A terrible tide of grumped up grouch arose to claim my moods today, and I only barely wanted to do anything about it. Unexpectedly, several rounds of climbing up a sledding hill to the point of heart poundings because holding a 40 pound small child somehow worked to sooth my irrationally terse inner-beast mode of storm cloud and eyeroll.
Perhaps the downturn could be ascribed to the typical paroxysms of the psyche which occur when one feels a lack of control. I’m sane enough to be grateful that it’s nothing worse, but I am stressed out by the failure to procure new housing as a springtime move out deadline looms ever nearer.

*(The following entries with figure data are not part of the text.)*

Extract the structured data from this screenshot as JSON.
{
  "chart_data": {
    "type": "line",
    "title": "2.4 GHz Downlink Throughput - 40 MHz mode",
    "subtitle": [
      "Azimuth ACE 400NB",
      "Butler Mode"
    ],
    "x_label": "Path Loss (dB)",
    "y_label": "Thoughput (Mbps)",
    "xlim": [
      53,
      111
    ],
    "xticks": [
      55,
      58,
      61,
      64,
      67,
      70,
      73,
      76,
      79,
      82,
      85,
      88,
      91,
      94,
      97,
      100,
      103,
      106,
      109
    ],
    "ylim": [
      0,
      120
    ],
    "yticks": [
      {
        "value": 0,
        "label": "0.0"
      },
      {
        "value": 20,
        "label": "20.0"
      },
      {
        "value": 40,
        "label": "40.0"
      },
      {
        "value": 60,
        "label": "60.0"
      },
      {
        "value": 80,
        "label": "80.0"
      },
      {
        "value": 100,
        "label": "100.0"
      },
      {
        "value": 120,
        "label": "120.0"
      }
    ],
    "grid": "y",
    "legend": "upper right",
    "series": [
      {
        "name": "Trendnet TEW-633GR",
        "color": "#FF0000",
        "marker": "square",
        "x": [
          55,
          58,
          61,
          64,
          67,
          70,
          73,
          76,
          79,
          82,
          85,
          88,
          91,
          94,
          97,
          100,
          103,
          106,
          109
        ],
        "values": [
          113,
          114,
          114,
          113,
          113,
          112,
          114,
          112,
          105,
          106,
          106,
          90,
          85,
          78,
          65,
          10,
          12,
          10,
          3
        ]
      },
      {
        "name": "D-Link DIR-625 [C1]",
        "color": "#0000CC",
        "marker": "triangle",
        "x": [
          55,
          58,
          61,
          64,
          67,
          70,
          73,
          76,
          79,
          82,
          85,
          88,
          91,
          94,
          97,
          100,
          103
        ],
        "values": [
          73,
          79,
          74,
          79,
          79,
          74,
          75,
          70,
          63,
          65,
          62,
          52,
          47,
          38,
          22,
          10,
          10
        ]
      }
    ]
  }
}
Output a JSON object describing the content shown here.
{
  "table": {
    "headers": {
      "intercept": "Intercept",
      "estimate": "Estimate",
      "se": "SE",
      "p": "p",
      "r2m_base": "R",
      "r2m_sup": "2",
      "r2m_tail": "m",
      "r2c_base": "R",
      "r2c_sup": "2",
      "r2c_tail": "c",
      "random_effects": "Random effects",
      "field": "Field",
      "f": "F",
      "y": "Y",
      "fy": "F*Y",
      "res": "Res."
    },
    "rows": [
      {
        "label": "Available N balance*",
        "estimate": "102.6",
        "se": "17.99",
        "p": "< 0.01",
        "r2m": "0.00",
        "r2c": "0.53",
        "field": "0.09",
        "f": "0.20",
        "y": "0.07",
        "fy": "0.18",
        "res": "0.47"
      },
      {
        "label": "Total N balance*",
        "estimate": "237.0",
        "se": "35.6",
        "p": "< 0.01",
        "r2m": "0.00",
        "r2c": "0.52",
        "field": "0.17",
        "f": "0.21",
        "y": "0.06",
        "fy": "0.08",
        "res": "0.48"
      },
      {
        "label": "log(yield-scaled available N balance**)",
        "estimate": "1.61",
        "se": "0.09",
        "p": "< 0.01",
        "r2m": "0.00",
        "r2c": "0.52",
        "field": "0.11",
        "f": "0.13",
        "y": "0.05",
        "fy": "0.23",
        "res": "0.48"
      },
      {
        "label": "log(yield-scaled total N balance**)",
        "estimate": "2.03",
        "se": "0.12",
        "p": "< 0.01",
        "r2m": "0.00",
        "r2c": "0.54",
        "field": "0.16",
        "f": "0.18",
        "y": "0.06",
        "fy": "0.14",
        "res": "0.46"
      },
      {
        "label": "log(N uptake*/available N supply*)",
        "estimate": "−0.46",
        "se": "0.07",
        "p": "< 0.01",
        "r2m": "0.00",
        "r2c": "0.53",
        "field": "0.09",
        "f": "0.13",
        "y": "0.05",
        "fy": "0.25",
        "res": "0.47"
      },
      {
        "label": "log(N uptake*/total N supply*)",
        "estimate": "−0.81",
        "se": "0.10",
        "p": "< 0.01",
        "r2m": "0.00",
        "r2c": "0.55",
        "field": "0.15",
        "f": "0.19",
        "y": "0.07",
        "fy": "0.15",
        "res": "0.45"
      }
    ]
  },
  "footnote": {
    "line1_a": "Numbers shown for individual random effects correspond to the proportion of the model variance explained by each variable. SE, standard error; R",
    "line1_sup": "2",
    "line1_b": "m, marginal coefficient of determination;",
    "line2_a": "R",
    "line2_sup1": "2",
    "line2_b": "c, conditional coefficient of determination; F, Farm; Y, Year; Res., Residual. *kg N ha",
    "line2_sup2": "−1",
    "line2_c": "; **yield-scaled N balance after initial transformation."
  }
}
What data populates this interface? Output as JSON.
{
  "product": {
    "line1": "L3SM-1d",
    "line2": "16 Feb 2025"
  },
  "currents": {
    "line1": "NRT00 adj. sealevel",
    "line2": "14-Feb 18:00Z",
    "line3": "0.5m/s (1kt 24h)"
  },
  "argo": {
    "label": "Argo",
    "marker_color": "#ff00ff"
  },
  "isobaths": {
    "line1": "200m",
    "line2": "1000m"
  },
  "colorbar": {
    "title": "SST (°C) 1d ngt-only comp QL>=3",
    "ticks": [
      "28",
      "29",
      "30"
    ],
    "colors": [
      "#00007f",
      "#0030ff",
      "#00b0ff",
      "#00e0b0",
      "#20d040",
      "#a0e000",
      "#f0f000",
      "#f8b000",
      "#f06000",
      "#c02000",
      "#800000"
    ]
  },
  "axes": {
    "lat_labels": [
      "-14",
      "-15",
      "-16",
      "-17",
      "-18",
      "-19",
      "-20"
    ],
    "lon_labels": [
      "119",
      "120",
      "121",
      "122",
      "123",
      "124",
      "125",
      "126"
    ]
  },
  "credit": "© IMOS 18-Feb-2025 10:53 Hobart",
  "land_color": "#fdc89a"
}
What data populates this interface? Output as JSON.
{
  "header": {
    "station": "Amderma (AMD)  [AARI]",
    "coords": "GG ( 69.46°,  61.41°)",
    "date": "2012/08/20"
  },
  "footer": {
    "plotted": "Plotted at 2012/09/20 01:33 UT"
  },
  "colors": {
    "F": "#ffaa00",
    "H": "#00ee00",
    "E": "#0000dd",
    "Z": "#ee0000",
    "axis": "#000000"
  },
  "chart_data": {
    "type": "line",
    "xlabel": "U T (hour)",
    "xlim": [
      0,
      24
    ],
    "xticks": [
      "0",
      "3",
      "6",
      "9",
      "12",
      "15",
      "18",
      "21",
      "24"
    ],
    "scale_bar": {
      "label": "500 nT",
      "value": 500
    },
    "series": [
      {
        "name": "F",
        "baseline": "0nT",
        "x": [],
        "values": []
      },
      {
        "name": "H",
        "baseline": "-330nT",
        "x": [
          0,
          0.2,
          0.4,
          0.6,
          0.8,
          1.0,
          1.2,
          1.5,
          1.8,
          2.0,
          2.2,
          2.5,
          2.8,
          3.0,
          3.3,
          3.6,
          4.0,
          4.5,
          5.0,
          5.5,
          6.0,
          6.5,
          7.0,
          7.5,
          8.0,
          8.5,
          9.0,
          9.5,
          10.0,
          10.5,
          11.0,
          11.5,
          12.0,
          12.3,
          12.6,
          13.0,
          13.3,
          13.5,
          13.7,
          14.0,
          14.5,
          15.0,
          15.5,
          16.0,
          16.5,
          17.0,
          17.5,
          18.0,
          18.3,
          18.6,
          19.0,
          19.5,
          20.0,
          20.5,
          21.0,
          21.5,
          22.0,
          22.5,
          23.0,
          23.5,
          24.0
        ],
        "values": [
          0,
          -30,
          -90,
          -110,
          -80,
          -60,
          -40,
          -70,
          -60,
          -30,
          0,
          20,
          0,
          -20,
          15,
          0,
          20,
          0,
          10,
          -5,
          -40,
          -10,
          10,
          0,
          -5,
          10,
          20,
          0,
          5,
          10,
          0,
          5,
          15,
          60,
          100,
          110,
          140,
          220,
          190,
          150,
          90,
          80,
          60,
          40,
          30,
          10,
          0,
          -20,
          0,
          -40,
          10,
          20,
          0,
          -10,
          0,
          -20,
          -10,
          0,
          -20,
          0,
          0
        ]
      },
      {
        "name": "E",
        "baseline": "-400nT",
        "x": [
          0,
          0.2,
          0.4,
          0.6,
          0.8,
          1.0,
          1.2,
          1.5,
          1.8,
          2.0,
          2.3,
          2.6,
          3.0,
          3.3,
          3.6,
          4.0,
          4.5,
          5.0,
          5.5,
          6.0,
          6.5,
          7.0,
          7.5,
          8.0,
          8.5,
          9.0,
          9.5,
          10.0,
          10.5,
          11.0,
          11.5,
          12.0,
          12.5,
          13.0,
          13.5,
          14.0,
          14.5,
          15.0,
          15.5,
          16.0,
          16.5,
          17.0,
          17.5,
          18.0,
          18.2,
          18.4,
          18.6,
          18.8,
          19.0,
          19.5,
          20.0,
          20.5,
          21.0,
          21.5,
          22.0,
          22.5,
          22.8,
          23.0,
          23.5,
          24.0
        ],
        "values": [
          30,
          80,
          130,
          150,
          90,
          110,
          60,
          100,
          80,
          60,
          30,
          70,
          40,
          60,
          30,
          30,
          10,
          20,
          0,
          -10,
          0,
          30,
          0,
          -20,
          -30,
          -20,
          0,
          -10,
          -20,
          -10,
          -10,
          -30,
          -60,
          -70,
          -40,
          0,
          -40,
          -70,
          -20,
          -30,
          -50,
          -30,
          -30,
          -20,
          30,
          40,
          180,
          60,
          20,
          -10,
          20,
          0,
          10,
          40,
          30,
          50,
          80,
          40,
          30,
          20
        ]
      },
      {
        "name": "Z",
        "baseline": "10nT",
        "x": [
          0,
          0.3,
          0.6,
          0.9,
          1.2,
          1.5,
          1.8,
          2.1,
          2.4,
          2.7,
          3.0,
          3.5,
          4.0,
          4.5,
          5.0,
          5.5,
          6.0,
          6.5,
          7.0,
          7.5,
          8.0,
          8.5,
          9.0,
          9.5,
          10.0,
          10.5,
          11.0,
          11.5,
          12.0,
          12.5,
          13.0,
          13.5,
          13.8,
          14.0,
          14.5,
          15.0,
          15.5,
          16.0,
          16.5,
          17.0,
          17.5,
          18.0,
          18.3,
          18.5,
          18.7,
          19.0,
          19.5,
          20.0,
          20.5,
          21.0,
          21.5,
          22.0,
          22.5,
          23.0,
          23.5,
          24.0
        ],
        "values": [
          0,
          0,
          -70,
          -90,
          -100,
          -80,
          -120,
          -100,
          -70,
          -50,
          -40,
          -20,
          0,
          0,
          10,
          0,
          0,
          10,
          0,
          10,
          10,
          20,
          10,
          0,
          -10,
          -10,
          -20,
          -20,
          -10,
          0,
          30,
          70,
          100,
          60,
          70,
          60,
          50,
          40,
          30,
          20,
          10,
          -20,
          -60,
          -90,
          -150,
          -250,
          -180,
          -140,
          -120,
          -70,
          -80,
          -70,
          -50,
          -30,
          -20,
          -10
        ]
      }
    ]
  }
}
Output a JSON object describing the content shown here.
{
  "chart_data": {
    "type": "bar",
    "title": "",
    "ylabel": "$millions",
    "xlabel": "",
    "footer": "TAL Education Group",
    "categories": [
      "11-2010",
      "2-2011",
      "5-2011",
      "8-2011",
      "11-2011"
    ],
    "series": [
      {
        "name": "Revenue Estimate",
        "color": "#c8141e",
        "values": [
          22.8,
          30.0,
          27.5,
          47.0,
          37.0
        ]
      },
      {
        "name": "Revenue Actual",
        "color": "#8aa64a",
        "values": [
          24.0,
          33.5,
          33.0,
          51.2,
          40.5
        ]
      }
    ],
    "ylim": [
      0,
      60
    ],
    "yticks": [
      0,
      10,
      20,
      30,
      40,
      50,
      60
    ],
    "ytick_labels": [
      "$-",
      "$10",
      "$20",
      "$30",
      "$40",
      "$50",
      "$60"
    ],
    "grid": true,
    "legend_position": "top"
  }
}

Come to think of it, the specter of a move is in general a drag, with so many elements tending toward drudgery and high potential for regret. It’s like purposefully placing a careful collection of the most fragile eggs in a likely shoddy basket that probably lacks proper insulation and is set on a too-busy street with loud dogs barking next door.
So my flawed human brain figured to be mean and impatient to see if that helped matters. None too surprising, that seemed only to accomplish the killing of everybody’s joy.
Thus proving the existence of body wisdom, where bones and blood and air converge into strength enough to scale a height of dragging snow, recover and have a look at the closer sky, to then again allow the thrill of ceding some control over the downward slide.